Elon Musk is one of the most controversial figures in the world of technology, and one of its facets is the use he gives to his Twitter account, in which he does not control his words.
This is part of an agreement that the businessman has reached with the US Securities and Exchange Commission after being accused of fraud for what he posted on his Twitter account on August 7.
Am considering taking Tesla private at $420. Funding secured.
— Elon Musk (@elonmusk) August 7, 2018
Musk had tweeted he was considering making Tesla a private company, and although in the end those plans were not carried out, the agency sued the CEO of Tesla for allegedly cheating investors with that tweet.

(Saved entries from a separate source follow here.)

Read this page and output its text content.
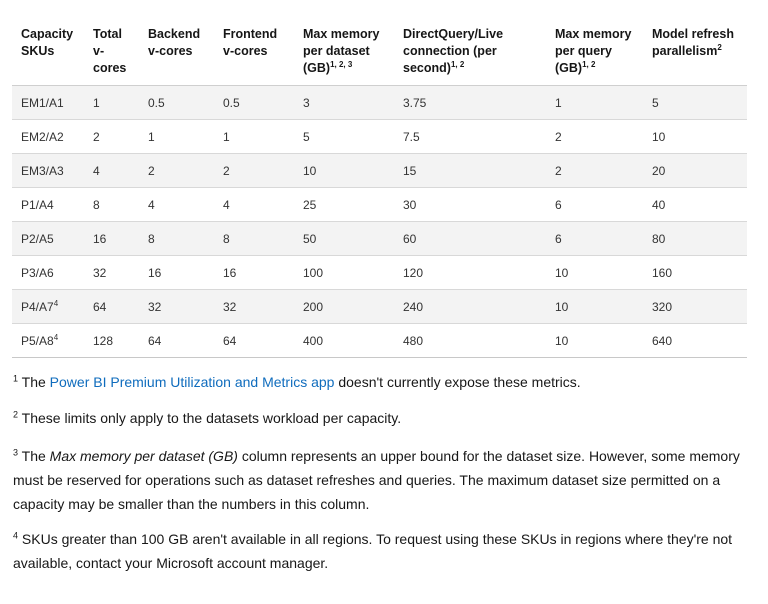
Capacity
SKUs	Total
v-
cores	Backend
v-cores	Frontend
v-cores	Max memory
per dataset
(GB)$^{1, 2, 3}$	DirectQuery/Live
connection (per
second)$^{1, 2}$	Max memory
per query
(GB)$^{1, 2}$	Model refresh
parallelism$^2$

EM1/A1	1	0.5	0.5	3	3.75	1	5
EM2/A2	2	1	1	5	7.5	2	10
EM3/A3	4	2	2	10	15	2	20
P1/A4	8	4	4	25	30	6	40
P2/A5	16	8	8	50	60	6	80
P3/A6	32	16	16	100	120	10	160
$P4/A7^4$	64	32	32	200	240	10	320
$P5/A8^4$	128	64	64	400	480	10	640

$^1$ The Power BI Premium Utilization and Metrics app doesn't currently expose these metrics.

$^2$ These limits only apply to the datasets workload per capacity.

$^3$ The Max memory per dataset (GB) column represents an upper bound for the dataset size. However, some memory must be reserved for operations such as dataset refreshes and queries. The maximum dataset size permitted on a capacity may be smaller than the numbers in this column.

$^4$ SKUs greater than 100 GB aren't available in all regions. To request using these SKUs in regions where they're not available, contact your Microsoft account manager.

The agreement reached in less than three days, requires Tesla to pay a fine of 20 million dollars, add two new independent directors to its board, and also hire a lawyer who must monitor the public communications of Musk to ensure that is not giving misleading information.
In its lawsuit, the US Securities and Exchange Commission alleged that Musk made a calculation based on 20% of the “standard premium” on the closing price of the stock that day. In his tweet Elon Musk wrote $420, but the calculations indicated that the price would be $419 per share.
Musk rounded the price to $420 because he had recently learned the meaning of the number in the marijuana culture, and “he thought his girlfriend would find it funny, which is certainly not a good reason to choose a price.”
Elon will continue to be Tesla’s CEO, but he will have to resign as chairman of the board within a maximum of 45 days, and he will not be able to regain that position for at least three years. The 20 million dollars will be distributed among the investors that were affected, under a process approved by the court.